Scaremongering comes from those who just do not understand and think scientists are all evil and live in volcanos *cough*Daily Mail*cough*
However, I'd prefer this tech in the equipment itself, and charging mats to put the device onto, as previously suggested.
Uh, 100 phones times 2W = 200W which isn't enough to cook an egg, but it would certainly have heated the egg up.
Radiant energy decreases at a rate of distance squared. You could have 24 routers 5 meters from your laptop and they still wouldn't provide the power of the 1 router a meter away that would take 3 years to fully charge a laptop battery.

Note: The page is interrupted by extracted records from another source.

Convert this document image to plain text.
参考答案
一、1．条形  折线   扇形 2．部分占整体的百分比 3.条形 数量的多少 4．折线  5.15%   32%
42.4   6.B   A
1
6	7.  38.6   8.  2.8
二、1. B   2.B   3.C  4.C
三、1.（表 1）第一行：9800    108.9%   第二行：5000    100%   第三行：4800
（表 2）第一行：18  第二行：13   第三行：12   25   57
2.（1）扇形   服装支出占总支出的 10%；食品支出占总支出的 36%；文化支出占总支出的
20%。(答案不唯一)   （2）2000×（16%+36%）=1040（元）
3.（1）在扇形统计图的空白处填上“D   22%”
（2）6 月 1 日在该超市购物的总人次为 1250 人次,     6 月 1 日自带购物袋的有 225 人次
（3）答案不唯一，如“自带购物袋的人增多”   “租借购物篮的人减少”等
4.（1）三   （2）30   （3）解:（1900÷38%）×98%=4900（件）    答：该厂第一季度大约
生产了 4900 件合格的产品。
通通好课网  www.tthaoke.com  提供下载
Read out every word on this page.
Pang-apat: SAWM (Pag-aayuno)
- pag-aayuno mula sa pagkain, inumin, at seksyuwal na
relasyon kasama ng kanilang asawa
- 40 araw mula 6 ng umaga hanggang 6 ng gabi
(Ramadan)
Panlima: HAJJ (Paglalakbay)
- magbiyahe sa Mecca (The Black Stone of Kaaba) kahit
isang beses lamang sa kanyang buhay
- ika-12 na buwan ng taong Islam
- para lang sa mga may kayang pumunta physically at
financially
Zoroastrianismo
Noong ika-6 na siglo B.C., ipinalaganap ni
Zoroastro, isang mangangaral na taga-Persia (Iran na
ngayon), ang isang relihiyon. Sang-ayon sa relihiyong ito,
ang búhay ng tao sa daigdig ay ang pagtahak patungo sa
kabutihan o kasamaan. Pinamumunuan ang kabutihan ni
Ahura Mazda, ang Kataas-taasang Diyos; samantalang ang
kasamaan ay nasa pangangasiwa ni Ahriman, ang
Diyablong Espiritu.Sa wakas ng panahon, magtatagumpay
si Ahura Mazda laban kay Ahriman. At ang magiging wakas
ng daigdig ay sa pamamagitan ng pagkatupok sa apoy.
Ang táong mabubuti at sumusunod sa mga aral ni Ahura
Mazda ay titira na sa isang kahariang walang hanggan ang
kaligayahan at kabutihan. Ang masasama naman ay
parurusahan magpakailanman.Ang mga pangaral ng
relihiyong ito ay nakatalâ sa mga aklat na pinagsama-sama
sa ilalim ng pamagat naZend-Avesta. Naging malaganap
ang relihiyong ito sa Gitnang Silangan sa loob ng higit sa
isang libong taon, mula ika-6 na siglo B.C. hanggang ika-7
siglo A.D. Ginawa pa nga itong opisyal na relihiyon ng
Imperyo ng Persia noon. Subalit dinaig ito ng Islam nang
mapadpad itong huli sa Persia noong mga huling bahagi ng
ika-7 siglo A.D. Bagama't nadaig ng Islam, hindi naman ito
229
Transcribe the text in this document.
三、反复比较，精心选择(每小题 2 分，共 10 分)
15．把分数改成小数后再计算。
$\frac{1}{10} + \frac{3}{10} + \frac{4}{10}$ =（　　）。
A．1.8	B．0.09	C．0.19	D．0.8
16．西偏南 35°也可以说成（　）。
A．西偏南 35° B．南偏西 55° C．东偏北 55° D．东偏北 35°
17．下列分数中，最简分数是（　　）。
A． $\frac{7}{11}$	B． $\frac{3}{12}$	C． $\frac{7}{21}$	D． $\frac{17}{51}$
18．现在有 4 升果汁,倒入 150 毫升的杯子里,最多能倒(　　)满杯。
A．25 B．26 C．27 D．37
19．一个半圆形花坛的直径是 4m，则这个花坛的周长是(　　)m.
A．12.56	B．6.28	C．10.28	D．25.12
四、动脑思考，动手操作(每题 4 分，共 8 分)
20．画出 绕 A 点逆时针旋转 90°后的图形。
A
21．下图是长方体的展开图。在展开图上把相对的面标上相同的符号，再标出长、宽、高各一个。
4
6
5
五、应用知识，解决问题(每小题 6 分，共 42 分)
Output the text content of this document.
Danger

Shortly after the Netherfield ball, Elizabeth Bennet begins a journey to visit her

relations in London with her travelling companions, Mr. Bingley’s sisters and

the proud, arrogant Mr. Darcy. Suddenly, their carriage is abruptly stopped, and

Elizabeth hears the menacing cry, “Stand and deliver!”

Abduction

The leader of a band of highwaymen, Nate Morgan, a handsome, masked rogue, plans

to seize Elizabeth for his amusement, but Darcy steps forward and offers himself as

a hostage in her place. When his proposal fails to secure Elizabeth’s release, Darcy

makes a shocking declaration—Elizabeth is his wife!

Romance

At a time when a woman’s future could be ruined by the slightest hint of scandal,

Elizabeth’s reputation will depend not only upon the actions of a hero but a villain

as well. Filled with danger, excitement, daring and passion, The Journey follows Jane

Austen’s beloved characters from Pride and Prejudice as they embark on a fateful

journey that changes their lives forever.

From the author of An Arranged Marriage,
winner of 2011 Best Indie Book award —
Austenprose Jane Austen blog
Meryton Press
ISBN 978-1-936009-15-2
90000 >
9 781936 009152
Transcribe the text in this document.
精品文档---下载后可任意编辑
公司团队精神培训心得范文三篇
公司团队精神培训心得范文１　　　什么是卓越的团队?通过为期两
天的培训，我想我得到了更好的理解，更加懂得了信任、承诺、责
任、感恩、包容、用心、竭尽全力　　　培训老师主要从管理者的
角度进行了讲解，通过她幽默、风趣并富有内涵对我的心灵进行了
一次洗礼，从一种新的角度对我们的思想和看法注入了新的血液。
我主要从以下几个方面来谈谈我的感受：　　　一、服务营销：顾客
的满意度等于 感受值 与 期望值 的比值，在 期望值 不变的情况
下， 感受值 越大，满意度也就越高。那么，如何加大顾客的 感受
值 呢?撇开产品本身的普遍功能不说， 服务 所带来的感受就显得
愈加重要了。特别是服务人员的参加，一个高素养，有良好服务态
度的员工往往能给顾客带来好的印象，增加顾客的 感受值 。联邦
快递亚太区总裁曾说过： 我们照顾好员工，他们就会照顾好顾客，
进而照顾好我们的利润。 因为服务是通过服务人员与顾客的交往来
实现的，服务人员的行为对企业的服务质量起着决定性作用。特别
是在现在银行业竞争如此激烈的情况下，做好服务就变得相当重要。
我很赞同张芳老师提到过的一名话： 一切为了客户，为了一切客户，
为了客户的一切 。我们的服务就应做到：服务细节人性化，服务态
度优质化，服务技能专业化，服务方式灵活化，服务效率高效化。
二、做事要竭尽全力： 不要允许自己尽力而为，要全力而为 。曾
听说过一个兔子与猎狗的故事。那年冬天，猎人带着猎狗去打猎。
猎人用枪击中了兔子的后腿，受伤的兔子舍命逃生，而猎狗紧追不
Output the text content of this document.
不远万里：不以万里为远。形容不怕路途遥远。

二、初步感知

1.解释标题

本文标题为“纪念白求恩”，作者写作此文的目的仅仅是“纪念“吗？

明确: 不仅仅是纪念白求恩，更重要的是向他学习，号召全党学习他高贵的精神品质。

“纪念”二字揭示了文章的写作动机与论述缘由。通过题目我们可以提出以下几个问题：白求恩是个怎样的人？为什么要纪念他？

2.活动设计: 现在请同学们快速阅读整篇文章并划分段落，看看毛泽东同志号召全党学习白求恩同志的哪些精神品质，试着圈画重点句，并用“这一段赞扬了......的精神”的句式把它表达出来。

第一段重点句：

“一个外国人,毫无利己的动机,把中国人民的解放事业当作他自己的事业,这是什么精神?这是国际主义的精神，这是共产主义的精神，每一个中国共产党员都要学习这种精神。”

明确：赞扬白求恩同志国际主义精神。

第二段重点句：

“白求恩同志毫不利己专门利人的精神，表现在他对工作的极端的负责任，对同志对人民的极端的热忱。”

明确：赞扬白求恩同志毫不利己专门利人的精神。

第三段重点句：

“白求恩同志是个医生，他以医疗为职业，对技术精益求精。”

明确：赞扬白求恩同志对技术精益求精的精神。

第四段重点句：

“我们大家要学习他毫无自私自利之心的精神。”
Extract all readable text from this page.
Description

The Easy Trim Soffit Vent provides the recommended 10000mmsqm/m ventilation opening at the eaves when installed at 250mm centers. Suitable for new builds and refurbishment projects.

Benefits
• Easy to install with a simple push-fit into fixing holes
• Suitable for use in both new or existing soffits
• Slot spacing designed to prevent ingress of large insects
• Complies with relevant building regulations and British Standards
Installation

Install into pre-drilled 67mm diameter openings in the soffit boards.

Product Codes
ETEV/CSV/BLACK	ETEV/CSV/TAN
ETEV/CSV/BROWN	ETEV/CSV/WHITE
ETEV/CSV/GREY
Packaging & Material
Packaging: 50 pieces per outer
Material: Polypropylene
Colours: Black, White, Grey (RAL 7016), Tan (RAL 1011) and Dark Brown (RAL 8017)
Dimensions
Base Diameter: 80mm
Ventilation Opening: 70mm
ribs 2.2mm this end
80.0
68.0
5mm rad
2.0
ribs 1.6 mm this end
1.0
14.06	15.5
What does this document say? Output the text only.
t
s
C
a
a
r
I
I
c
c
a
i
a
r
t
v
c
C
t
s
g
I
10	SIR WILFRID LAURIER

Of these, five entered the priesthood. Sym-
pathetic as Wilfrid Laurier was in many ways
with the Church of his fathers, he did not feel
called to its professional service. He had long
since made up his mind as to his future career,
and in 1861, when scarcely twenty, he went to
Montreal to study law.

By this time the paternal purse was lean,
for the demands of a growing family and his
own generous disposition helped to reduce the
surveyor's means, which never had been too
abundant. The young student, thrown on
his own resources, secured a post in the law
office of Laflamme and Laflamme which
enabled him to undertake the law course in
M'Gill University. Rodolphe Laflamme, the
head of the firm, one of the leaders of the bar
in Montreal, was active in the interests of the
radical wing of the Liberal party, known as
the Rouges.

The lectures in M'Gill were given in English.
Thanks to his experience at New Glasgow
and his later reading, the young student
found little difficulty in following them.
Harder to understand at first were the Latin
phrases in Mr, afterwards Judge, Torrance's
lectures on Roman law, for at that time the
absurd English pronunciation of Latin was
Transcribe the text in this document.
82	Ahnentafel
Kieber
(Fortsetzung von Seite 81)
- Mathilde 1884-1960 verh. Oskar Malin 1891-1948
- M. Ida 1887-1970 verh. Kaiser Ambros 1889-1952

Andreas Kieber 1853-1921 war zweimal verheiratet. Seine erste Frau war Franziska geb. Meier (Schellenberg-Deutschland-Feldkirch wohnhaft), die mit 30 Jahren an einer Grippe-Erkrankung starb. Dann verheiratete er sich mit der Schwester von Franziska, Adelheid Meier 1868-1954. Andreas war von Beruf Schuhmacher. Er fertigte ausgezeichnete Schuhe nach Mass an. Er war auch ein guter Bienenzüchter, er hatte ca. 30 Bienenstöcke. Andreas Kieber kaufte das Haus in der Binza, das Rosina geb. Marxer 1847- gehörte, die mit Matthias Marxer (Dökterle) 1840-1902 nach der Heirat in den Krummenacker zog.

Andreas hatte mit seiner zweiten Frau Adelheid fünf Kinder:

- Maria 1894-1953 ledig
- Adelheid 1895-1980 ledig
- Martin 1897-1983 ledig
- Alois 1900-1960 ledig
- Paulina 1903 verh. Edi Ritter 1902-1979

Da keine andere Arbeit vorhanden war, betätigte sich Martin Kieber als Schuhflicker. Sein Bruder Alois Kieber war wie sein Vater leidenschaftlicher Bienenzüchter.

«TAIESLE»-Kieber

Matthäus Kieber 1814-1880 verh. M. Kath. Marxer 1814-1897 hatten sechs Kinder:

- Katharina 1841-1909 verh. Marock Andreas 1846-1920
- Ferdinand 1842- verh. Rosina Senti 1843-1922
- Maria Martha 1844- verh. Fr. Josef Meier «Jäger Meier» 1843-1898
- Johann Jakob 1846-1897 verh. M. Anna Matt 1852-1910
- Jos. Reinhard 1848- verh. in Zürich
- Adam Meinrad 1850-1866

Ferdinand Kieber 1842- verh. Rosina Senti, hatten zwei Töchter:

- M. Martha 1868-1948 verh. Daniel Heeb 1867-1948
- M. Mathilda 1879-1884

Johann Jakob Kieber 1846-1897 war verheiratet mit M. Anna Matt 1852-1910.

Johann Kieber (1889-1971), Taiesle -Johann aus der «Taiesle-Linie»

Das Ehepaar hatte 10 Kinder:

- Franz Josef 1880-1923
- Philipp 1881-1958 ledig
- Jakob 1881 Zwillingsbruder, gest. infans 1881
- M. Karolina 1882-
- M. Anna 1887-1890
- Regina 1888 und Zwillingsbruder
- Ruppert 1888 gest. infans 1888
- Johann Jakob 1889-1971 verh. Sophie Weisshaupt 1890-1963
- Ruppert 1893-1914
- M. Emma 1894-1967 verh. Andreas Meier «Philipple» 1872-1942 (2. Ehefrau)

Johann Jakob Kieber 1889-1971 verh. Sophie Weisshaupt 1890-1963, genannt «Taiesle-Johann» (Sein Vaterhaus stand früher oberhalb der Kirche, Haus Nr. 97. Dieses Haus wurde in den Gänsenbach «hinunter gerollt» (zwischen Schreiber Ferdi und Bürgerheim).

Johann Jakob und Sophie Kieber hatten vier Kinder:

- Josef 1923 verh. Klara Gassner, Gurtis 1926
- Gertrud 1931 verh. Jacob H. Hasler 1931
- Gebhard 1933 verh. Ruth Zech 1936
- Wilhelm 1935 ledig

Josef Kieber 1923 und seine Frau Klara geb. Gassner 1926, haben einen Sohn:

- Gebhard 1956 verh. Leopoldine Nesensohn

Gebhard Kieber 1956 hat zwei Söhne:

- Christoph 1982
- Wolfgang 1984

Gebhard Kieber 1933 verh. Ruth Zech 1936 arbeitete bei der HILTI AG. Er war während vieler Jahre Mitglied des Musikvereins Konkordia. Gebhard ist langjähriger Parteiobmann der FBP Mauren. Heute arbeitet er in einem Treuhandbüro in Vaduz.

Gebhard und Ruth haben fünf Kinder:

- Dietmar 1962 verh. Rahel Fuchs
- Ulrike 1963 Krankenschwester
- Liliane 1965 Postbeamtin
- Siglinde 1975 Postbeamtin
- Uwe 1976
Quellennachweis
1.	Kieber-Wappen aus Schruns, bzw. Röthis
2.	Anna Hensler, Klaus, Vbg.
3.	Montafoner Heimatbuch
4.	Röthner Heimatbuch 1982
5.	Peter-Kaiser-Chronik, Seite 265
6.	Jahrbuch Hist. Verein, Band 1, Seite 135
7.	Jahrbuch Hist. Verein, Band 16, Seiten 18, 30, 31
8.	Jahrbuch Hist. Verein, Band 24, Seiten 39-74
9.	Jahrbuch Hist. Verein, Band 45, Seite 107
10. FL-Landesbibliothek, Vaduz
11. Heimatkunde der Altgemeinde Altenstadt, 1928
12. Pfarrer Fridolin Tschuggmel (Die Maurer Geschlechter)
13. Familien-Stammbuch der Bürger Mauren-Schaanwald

aww man, i was going to post the math. good job ;-)
i would like to point out, though, that you assume the router is a zero point emitter. in actuality the router would emit it radiation along the whole length of the antenna, so the power is already diffused right from the start. ordinarily assuming a zero point emitter is perfectly ok, since the length of the antenna is insubstantial compared to the distance traveled, but when you are talking a broadcast distance of one foot, and an antenna length of 6 inched it become a significant source of diffusion in the equation. . . . of the top of my head i would say reduce you figure by about 50% for perfect physics land, depending on your orientation to the antenna. factor in inefficiencies and your figures could be high by an order of magnitude or more.
then there is the issue that those devices look to be about 4x8 cm (for a total area of only 32cm^2) and you have a device that probably only provide picowats of power at any distance farther away than "taped to the antenna" distance. and that is in the best case scenario of being perpendicular to the emitter. that may or may not be above the self discharge rate for a particular battery, so this may not even be able to keep an *unused* battery topped up. . .
yeah, this tech is nothing but hype marketed to unknowing consumers. it does not even constitute a source of "emergency power" since it provides such a small amount of energy. the only thing it might be able to do, and that only if you leave it next to your router, is keep an already charged batter from self discharging. if you keep it in a handbag and expect it to do anything measurable you are dreaming.
@eddtox
the only signal that should be affected is the signal in the "shadow" of the device. if the device is between your router and your laptop i would expect you would see very little signal strength, since it is being eaten by the charger.